A Palazzo Madama alcuni parlamentari 5 Stelle si sono azzuffati per via XX Settembre, dove Buffagni e Castelli sono testa a testa. A chi toccherà l’onere e l’onore di marcare stretto il ministro dem Roberto Gualtieri e il numero due in pectore del Pd, Antonio Misiani? Ed è vero che la ex ministra Barbara Lezzi sarebbe disposta a tornare al governo come vice?
Al Nazareno il tema è quanti renziani entreranno. «Se saranno cinque il governo durerà», è il pronostico di un senatore. Dal Pd arriveranno Maria Sereni e Lia Quartapelle agli Esteri, Lele Fiano all’Interno, Gian Paolo Manzella all’Innovazione, Walter Verini alla Giustizia e Anna Ascani all’Università: la vicepresidente del Pd già si scambia messaggini con Lucia Azzolina del M5S. Per l’Editoria dovrebbe spuntarla Andrea Martella, che avrebbe il delicato compito di portare il Pd a Palazzo Chigi. Al premier Conte sarebbe piaciuto assegnare la delega ai rapporti con la stampa al fidatissimo tecnico Roberto Chieppa.
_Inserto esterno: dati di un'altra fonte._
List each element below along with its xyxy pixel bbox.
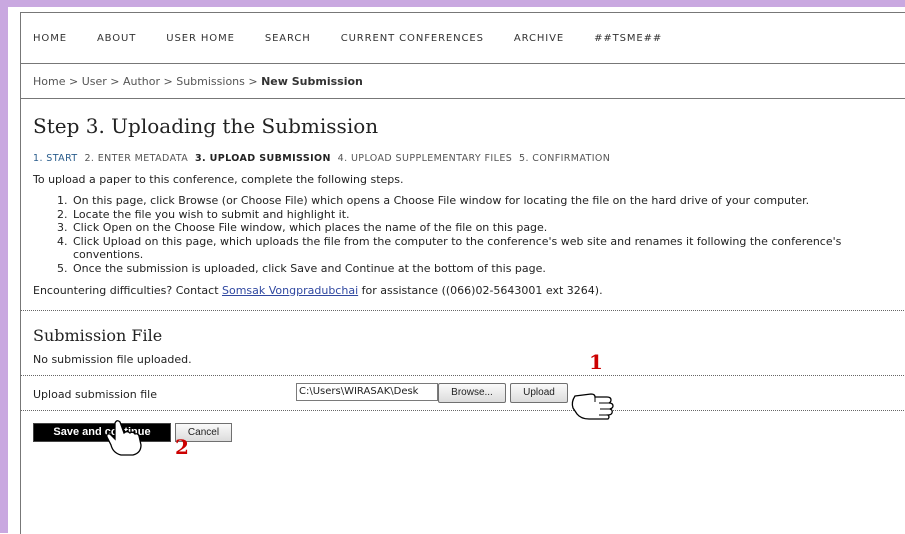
instruction-item: Once the submission is uploaded, click S… (71, 262, 905, 276)
annotation-marker-1: 1 (589, 349, 603, 374)
submission-status: No submission file uploaded. (33, 352, 192, 366)
upload-row: Upload submission file C:\Users\WIRASAK\… (33, 350, 905, 420)
instruction-item: Click Open on the Choose File window, wh… (71, 221, 905, 235)
contact-link[interactable]: Somsak Vongpradubchai (222, 284, 358, 297)
step-start[interactable]: 1. START (33, 153, 78, 164)
nav-about[interactable]: ABOUT (97, 33, 136, 44)
divider (21, 409, 905, 411)
instruction-item: Locate the file you wish to submit and h… (71, 208, 905, 222)
file-path-input[interactable]: C:\Users\WIRASAK\Desk (296, 382, 438, 401)
upload-label: Upload submission file (33, 387, 157, 401)
instruction-item: Click Upload on this page, which uploads… (71, 235, 905, 262)
pointer-hand-icon (571, 392, 614, 420)
nav-home[interactable]: HOME (33, 33, 67, 44)
contact-prefix: Encountering difficulties? Contact (33, 283, 222, 297)
upload-button[interactable]: Upload (510, 382, 568, 403)
top-navigation: HOME ABOUT USER HOME SEARCH CURRENT CONF… (21, 13, 905, 64)
instruction-list: On this page, click Browse (or Choose Fi… (33, 194, 905, 276)
contact-text: Encountering difficulties? Contact Somsa… (33, 284, 905, 297)
breadcrumb: Home > User > Author > Submissions > New… (21, 64, 905, 99)
form-actions: Save and continue Cancel 2 (33, 419, 905, 459)
instruction-item: On this page, click Browse (or Choose Fi… (71, 194, 905, 208)
step-upload-submission: 3. UPLOAD SUBMISSION (194, 153, 331, 164)
main-content: Step 3. Uploading the Submission 1. STAR… (21, 114, 905, 459)
submission-file-heading: Submission File (33, 325, 163, 345)
page-title: Step 3. Uploading the Submission (33, 114, 379, 138)
divider (21, 309, 905, 311)
nav-tsme[interactable]: ##TSME## (594, 33, 662, 44)
breadcrumb-path[interactable]: Home > User > Author > Submissions > (33, 75, 261, 88)
browse-button[interactable]: Browse... (438, 382, 506, 403)
annotation-marker-2: 2 (175, 434, 189, 459)
page-frame: HOME ABOUT USER HOME SEARCH CURRENT CONF… (20, 12, 905, 534)
step-enter-metadata[interactable]: 2. ENTER METADATA (84, 153, 188, 164)
top-accent-band (0, 0, 905, 7)
nav-search[interactable]: SEARCH (265, 33, 311, 44)
nav-archive[interactable]: ARCHIVE (514, 33, 564, 44)
intro-text: To upload a paper to this conference, co… (33, 173, 404, 186)
pointer-hand-icon (106, 419, 142, 456)
step-progress: 1. START 2. ENTER METADATA 3. UPLOAD SUB… (33, 153, 905, 164)
step-upload-supplementary: 4. UPLOAD SUPPLEMENTARY FILES (337, 153, 513, 164)
contact-suffix: for assistance ((066)02-5643001 ext 3264… (358, 283, 603, 297)
step-confirmation: 5. CONFIRMATION (519, 153, 611, 164)
nav-user-home[interactable]: USER HOME (166, 33, 235, 44)
breadcrumb-current: New Submission (261, 74, 363, 88)
left-accent-band (0, 0, 8, 533)
nav-current-conferences[interactable]: CURRENT CONFERENCES (341, 33, 484, 44)
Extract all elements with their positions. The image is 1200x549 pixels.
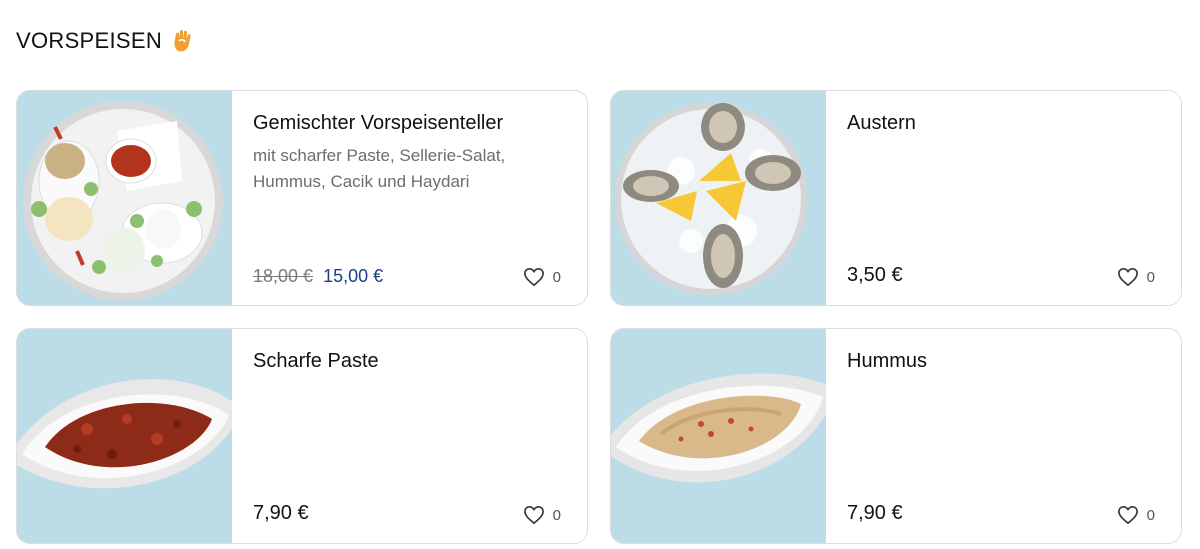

Ma Riccardo Fraccaro smentisce l’intenzione di affiancargli un altro sottosegretario: «L’ho letto sui giornali». È dunque molto probabile che Chieppa resti segretario generale, con le mani più libere sull’organizzazione della presidenza. Francesco D’Uva gareggia come vice all’Interno. Luca Carabetta andrà al Mise e Giancarlo Cancelleri ai Trasporti. Nicola Morra resterà all’Antimafia, per non lasciare una casella così importante a Pietro Grasso di Leu o al dem Franco Mirabelli.